On the "Illusion" of Gender Bias in Face Recognition: Explaining the Fairness Issue Through Non-demographic Attributes
Paul Jonas Kurz, Haiyu Wu, Kevin W. Bowyer, Philipp Terhörst
TL;DR
The paper tackles gender bias in face recognition by moving beyond demographic factors to decorrelated non-demographic attributes. It introduces iGARBE as a Gini-based fairness metric and CoFair for contextual fairness, and develops a greedy, unsupervised framework to identify attribute combinations that eliminate the gender gap when test data share certain attributes. Through decorrelation of 40 attributes using MAAD-Face and evaluations on ArcFace and FaceNet, the authors show that balancing test sets on hair, facial hair, and occluding accessories can largely remove gender-based performance differences with minimal or acceptable impact on overall accuracy.

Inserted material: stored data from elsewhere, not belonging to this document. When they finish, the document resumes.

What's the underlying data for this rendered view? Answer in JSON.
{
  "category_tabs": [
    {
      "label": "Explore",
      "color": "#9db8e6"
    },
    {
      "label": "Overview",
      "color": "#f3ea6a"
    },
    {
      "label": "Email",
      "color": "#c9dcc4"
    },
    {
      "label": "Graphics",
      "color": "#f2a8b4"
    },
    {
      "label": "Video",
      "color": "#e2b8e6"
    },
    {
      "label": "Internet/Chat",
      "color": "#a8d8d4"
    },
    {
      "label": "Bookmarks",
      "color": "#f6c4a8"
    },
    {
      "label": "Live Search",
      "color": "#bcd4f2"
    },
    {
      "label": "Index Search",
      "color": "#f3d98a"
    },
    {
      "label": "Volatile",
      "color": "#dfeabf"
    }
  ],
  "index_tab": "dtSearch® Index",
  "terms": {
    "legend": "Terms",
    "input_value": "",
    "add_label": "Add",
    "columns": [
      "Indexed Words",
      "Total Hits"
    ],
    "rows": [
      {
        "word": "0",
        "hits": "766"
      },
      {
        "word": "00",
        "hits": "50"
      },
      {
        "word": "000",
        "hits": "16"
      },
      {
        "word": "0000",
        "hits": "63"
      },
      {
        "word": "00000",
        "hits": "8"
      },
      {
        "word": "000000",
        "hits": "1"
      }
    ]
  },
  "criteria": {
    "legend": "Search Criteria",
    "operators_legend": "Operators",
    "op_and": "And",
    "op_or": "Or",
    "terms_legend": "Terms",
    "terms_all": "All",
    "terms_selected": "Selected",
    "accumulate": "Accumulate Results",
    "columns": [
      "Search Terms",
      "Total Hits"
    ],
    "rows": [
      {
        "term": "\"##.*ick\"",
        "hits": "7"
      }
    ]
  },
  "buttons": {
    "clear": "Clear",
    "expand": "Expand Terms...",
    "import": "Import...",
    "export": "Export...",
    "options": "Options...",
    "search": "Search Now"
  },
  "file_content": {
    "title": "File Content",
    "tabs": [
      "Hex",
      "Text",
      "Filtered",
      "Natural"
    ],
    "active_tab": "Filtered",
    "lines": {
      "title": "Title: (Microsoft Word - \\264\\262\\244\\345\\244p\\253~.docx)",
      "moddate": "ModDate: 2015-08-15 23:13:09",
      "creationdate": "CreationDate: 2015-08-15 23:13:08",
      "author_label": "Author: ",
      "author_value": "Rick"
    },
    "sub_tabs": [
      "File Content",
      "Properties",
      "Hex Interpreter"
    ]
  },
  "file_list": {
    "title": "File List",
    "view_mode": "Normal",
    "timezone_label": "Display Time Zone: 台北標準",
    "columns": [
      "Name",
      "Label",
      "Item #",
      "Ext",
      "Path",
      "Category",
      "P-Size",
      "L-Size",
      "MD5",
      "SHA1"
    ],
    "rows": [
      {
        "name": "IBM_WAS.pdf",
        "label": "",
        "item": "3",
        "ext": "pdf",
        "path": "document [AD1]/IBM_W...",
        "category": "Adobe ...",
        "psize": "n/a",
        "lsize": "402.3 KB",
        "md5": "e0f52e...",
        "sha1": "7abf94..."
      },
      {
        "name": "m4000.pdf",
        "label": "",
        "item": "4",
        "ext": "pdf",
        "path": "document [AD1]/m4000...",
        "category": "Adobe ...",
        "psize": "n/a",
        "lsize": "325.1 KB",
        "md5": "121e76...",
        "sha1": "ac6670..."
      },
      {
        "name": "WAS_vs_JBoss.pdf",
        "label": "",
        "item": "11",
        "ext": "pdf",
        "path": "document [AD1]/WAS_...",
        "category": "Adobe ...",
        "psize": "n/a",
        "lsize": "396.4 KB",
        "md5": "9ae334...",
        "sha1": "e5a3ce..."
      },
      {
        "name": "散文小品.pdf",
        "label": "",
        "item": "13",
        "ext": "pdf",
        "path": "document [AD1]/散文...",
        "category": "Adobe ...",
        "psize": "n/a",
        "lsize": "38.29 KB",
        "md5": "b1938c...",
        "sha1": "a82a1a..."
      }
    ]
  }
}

The work highlights the social-behavioral origins of bias and provides a scalable methodology and metrics for analyzing and mitigating fairness issues in face biometrics, with practical implications for dataset design and system robustness.
Abstract
Face recognition systems (FRS) exhibit significant accuracy differences based on the user's gender. Since such a gender gap reduces the trustworthiness of FRS, more recent efforts have tried to find the causes. However, these studies make use of manually selected, correlated, and small-sized sets of facial features to support their claims. In this work, we analyse gender bias in face recognition by successfully extending the search domain to decorrelated combinations of 40 non-demographic facial characteristics. First, we propose a toolchain to effectively decorrelate and aggregate facial attributes to enable a less-biased gender analysis on large-scale data. Second, we introduce two new fairness metrics to measure fairness with and without context. Based on these grounds, we thirdly present a novel unsupervised algorithm able to reliably identify attribute combinations that lead to vanishing bias when used as filter predicates for balanced testing datasets. The experiments show that the gender gap vanishes when images of male and female subjects share specific attributes, clearly indicating that the issue is not a question of biology but of the social definition of appearance. These findings could reshape our understanding of fairness in face biometrics and provide insights into FRS, helping to address gender bias issues.